If you can handle those few seconds, you will be rewarded with a glimpse into the life and mind of someone with boundless grace. Jackie Kennedy was forced to deal with circumstances that no one should have to endure. It tested her psyche. There are points in the film when we see Jackie momentarily losing a grasp on sanity. Portman is a revelation in these moments and all the rest, and Larrain photographs them with a great amount of care and respect. At the end of Jackie, due in no small part to Portman’s performance, I felt I had a deeper understanding of who Jacqueline Bouvier Kennedy Onassis was.
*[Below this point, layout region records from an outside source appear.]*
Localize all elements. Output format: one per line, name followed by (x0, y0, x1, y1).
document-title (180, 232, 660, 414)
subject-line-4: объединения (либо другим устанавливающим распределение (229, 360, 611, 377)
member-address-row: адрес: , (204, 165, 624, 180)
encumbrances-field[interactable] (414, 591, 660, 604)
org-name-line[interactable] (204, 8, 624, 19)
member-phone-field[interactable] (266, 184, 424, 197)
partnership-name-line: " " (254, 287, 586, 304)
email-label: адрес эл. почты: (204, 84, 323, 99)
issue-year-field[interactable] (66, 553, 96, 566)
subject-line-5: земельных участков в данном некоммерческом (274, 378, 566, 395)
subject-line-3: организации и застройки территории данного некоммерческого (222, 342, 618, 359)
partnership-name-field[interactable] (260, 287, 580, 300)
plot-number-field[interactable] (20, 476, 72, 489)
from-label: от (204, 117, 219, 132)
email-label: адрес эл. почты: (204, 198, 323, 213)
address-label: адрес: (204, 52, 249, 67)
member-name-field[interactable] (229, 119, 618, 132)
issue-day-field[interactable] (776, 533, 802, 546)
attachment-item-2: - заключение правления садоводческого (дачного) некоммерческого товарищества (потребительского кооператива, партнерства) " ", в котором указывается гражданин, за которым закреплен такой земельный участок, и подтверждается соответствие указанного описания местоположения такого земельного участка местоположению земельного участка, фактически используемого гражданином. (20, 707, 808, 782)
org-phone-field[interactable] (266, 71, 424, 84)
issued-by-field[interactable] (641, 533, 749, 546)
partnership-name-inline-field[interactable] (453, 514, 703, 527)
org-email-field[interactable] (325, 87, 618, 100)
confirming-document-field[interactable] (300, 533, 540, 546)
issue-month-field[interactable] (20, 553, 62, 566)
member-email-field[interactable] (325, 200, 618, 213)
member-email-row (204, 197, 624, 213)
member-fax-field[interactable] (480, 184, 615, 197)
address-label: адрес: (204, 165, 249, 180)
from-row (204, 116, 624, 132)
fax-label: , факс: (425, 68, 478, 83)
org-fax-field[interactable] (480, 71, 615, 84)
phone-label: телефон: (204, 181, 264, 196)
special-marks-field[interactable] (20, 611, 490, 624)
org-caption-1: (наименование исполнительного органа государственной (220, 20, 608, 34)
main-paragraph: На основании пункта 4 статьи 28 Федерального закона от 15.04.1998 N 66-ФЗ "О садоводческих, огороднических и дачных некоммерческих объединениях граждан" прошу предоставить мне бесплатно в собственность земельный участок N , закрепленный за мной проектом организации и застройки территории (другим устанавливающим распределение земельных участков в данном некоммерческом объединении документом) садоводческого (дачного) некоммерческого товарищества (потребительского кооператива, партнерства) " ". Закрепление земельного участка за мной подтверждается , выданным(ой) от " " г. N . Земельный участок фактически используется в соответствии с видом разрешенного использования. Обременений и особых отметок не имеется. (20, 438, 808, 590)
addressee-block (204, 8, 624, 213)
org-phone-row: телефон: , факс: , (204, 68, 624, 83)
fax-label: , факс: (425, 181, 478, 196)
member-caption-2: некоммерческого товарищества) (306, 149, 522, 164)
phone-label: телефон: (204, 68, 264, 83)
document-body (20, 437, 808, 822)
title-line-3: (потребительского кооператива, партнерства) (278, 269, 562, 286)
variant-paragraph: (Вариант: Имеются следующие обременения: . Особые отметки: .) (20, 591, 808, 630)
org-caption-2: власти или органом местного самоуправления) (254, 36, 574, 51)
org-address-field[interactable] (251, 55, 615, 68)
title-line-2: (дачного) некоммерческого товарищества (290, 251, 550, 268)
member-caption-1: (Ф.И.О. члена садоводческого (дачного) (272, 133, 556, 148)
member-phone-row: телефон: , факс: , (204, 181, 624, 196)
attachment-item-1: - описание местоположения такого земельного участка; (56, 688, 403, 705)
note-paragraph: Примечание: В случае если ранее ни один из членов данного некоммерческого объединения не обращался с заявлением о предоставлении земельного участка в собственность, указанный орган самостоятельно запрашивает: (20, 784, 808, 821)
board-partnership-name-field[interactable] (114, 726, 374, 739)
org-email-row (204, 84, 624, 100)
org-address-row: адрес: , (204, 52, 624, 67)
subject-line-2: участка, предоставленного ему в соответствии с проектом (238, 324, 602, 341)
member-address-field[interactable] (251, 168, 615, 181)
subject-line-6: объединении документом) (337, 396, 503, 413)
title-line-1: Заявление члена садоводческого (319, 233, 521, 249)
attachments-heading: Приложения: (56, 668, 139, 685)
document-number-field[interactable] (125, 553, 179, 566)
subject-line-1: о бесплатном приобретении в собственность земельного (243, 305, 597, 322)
That’s the highest possible compliment I could pay to this, or any, biopic.
Why it got 4.5 stars:
- This is another one that is all about mood for me. Almost every piece works together harmoniously to create a whole that's greater than the sum of its parts. The score is dark and beautiful, the direction is assured, the writing is phenomenal, and the acting, sublime.
Things I forgot to mention in my review, because, well, I'm the Forgetful Film Critic:
- In true forgetful fashion, it was about an hour after I had finished my first draft of this review when I suddenly realized, "I didn't write about the aspect ratios!" Larrain frames the bulk of his movie in 1.66:1, a ratio not used much in major theatrical filmmaking anymore. It evokes the academy ratio of 1.37:1, and the old (pre-HDTV) television aspect ratio of 1.33:1, which Larrain uses for the recreations of the TV White House tour that Jackie Kennedy hosted in 1962. His use of these ratios gives the movie a real throw-back feeling; it's an authenticity that lends the movie an air of realism.